2

I want to write a string into an XML node, but I have to strip any forbidden characters before doing so. I found the following piece to work:

preg_replace("/[^\\x0009\\x000A\\x000D\\x0020-\\xD7FF\\xE000-\\xFFFD]/", "", $var)

However, it removes alot of characters that I want to keep. Such as space, ;, &, <, > \, and /.

I did some searching and found space to be x0020 so I tried first to allow spaces by changing the above code to:

preg_replace("/[^\\x0009\\x000A\\x000D\\x0021-\\xD7FF\\xE000-\\xFFFD]/", "", $var)

but it still removes spaces. I just want to remove those weird hidden "command" characters. How can I do that?

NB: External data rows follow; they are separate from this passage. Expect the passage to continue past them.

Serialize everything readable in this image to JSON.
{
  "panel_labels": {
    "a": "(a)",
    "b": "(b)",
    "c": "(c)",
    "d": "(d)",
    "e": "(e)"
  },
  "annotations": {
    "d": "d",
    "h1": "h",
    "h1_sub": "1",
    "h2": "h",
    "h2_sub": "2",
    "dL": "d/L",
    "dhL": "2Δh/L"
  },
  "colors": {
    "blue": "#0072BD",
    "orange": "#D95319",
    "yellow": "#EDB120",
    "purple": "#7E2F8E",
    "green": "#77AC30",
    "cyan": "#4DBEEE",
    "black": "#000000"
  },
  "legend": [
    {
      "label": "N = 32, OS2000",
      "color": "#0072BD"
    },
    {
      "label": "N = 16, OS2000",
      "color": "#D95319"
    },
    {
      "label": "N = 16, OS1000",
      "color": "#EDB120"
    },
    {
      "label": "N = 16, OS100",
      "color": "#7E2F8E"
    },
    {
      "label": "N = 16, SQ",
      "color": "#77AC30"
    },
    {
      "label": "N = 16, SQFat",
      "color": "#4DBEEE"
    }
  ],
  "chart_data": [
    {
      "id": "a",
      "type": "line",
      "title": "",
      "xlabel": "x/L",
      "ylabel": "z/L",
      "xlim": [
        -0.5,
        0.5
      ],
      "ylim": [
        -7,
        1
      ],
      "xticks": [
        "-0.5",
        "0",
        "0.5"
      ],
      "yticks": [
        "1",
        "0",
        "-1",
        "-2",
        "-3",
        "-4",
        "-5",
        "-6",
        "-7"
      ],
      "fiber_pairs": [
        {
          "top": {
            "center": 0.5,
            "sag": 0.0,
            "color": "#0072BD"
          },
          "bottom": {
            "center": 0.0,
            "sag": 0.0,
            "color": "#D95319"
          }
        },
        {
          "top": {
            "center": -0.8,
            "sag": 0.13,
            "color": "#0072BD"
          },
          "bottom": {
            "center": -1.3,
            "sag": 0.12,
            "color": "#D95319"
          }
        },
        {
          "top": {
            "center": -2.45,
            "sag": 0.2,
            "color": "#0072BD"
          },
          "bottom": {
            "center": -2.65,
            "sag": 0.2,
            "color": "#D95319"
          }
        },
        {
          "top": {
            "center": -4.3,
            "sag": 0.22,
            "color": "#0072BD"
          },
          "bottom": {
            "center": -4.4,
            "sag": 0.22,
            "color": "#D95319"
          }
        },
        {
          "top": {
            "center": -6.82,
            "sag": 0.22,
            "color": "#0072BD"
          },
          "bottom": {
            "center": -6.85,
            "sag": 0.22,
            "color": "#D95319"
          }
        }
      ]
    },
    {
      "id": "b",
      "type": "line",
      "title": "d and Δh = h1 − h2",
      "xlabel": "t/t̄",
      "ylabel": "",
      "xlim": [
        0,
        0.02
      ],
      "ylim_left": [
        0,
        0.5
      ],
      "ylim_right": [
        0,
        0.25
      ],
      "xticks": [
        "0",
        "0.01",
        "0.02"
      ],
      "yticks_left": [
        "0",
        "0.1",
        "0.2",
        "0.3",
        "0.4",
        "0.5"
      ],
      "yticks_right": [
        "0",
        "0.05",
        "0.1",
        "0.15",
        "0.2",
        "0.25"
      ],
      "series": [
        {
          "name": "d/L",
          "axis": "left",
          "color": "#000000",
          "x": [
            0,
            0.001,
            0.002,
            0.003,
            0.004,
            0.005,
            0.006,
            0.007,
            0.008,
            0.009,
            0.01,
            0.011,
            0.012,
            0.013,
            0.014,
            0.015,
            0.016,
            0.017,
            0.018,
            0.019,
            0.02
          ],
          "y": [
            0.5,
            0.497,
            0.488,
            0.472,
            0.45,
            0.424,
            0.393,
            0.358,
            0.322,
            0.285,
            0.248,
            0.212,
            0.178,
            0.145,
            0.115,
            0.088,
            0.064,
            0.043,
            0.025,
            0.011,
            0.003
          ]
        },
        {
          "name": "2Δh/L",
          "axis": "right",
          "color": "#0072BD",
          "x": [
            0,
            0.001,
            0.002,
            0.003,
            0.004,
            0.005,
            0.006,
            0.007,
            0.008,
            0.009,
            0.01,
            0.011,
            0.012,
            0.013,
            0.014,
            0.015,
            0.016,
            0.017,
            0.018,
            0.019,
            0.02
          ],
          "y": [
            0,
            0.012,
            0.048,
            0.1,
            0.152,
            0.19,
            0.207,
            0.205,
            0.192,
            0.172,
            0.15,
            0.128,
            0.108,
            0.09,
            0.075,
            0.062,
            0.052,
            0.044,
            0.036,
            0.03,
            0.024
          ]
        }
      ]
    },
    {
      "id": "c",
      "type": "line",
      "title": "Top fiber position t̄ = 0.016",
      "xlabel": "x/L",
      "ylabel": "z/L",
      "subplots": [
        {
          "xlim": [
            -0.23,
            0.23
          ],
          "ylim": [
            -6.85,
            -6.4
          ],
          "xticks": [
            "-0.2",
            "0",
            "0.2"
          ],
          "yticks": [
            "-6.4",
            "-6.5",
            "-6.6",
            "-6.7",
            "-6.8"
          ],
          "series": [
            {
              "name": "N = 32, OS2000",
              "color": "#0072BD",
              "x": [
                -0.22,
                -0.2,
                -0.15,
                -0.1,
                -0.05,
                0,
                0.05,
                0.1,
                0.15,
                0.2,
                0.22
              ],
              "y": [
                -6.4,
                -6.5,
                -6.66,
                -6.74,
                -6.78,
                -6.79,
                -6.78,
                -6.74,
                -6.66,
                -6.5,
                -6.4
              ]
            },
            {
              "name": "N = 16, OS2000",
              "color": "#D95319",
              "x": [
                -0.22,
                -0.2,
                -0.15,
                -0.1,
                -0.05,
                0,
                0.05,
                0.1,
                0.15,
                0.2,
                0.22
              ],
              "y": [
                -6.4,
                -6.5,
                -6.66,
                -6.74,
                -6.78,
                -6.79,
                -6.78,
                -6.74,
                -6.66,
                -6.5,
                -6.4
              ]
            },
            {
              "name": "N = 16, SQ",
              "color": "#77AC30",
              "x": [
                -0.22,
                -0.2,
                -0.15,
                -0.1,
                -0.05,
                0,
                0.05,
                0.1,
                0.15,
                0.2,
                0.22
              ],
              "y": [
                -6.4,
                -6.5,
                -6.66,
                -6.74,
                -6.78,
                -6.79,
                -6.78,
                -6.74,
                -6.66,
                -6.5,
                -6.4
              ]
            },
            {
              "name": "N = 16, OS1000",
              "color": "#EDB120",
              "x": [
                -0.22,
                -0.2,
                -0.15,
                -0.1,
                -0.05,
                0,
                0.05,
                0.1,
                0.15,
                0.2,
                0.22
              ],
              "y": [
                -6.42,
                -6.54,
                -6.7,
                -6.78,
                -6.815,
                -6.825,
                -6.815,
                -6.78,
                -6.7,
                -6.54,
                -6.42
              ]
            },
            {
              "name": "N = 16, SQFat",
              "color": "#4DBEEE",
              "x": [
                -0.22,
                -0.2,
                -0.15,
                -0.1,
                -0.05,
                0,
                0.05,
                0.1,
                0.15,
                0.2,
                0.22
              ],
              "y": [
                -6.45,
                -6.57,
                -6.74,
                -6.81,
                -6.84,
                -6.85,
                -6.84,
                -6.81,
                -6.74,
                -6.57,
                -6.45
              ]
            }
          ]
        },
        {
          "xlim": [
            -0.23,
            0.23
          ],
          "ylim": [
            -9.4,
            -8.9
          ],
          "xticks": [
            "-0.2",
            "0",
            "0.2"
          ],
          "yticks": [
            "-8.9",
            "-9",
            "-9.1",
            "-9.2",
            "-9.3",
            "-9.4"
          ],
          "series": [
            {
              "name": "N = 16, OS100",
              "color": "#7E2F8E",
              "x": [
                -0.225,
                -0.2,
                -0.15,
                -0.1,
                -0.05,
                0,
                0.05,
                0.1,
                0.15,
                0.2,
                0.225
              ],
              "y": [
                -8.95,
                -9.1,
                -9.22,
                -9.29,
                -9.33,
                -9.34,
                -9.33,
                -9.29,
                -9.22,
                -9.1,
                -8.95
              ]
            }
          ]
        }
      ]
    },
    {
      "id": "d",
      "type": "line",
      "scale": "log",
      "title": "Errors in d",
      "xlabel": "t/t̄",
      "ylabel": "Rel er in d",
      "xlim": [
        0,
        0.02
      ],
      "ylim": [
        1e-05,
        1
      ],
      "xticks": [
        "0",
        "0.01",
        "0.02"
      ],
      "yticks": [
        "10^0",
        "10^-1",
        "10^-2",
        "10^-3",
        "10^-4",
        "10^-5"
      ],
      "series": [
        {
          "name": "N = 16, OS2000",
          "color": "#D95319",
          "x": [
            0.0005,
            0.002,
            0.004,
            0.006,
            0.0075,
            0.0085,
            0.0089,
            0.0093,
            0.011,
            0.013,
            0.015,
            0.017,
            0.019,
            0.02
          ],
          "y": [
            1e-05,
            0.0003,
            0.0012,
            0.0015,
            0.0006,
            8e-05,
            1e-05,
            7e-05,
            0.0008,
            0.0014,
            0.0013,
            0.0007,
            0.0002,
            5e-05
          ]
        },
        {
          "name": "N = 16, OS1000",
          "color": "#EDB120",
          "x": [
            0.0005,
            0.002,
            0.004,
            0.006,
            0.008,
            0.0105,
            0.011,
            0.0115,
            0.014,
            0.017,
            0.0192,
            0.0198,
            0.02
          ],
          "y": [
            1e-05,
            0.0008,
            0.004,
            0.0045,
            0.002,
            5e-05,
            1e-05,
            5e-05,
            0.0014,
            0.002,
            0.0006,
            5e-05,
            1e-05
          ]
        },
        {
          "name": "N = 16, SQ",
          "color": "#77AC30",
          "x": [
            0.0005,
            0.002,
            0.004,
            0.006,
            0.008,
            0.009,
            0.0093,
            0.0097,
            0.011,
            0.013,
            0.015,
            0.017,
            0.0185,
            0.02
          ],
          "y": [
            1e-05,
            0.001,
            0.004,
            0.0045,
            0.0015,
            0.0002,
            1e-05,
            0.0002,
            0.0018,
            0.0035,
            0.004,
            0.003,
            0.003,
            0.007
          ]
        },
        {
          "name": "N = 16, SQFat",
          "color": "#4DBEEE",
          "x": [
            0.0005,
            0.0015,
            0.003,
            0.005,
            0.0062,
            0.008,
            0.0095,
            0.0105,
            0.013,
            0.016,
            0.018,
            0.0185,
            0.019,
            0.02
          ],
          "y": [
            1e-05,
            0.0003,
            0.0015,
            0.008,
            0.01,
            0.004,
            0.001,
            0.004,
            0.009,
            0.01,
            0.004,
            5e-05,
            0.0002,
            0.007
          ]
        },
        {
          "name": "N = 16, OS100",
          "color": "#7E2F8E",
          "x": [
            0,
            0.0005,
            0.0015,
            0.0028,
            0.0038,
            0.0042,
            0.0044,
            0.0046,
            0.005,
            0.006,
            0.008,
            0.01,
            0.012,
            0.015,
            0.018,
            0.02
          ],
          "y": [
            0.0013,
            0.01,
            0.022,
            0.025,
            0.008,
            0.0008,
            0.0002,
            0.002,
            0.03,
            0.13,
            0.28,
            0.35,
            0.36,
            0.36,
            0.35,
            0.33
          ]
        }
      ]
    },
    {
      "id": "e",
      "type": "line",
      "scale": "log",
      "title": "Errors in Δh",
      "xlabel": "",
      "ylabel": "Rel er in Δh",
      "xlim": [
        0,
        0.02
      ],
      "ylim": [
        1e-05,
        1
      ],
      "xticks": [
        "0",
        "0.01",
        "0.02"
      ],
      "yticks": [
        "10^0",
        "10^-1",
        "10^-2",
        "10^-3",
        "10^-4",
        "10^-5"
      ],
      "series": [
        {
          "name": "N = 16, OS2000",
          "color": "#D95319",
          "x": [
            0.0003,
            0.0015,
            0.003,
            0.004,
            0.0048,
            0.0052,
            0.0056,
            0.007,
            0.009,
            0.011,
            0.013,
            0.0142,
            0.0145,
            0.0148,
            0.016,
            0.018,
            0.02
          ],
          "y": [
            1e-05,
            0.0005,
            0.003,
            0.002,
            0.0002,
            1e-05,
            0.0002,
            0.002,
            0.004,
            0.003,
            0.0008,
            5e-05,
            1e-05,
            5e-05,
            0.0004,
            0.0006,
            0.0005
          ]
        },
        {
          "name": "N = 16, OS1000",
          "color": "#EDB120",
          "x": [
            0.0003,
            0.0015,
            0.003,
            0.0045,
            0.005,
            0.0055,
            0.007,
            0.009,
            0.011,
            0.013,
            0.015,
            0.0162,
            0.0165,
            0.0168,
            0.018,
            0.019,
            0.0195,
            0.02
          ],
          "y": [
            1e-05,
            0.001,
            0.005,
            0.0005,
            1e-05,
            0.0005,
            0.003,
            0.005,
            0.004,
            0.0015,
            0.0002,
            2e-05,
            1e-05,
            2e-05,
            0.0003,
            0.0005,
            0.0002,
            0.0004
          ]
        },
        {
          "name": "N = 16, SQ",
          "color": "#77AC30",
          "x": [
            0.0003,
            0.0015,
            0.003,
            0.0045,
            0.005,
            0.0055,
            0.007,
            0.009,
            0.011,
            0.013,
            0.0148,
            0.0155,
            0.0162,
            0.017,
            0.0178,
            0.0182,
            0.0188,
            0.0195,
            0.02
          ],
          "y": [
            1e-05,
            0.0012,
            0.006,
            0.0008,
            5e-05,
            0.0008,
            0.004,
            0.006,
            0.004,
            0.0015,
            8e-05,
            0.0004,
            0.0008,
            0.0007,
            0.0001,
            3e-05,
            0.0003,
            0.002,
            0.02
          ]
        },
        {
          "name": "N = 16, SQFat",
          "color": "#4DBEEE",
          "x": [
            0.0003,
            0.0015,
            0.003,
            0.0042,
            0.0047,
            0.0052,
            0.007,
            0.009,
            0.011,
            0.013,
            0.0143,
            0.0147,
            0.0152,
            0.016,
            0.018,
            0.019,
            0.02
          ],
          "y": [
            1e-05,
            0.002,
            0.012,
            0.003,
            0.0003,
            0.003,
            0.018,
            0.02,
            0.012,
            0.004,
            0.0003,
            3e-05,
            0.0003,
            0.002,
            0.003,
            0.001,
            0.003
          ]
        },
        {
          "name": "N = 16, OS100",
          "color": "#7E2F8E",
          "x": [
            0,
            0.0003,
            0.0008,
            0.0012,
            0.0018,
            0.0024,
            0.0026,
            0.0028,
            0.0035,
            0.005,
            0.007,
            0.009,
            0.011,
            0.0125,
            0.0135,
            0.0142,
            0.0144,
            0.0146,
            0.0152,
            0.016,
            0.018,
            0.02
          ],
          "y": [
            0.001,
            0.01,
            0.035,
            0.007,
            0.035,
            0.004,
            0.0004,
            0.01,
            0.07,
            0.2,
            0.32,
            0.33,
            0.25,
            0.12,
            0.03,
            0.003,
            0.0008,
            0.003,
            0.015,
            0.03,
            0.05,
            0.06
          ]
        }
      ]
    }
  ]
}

EDIT: I have previously made $var with htmlspecialchars(), hence why I want to keep & and ;

Chris
  • 57,622
  • 19
  • 111
  • 137

2 Answers2

1

You don't have to strip them.

If you use an XML API like DOM or XMLWriter it will encode the special characters into entities:

$document = new DOMDocument('1.0', 'UTF-8');
$document
  ->appendChild($document->createElement('foo'))
  ->appendChild($document->createTextNode("\x09\x0A\x0D\x20 ä ç <&>"));

echo $document->saveXml();

Output:

<?xml version="1.0" encoding="UTF-8"?>
<foo>   
&#13;  ä ç &lt;&amp;&gt;</foo>

The XML parser will decode them again:

$document = new DOMDocument('1.0', 'UTF-8');
$document->loadXml($xml);

var_dump($document->documentElement->textContent);

Output:

string(14) "    

  ä ç <&>"
ThW
  • 19,120
  • 3
  • 22
  • 44
0

Do you need to add a "u" to the end of your regex, so PHP knows you want Unicode matching? See also UTF-8 in PHP regular expressions

I also wonder if you might want to replace those characters with spaces, rather than nothing. Depends on what you're doing, but since you're dropping newlines, so as is you could have words joining up across lines.

Community
  • 1
  • 1
TextGeek
  • 1,196
  • 11
  • 23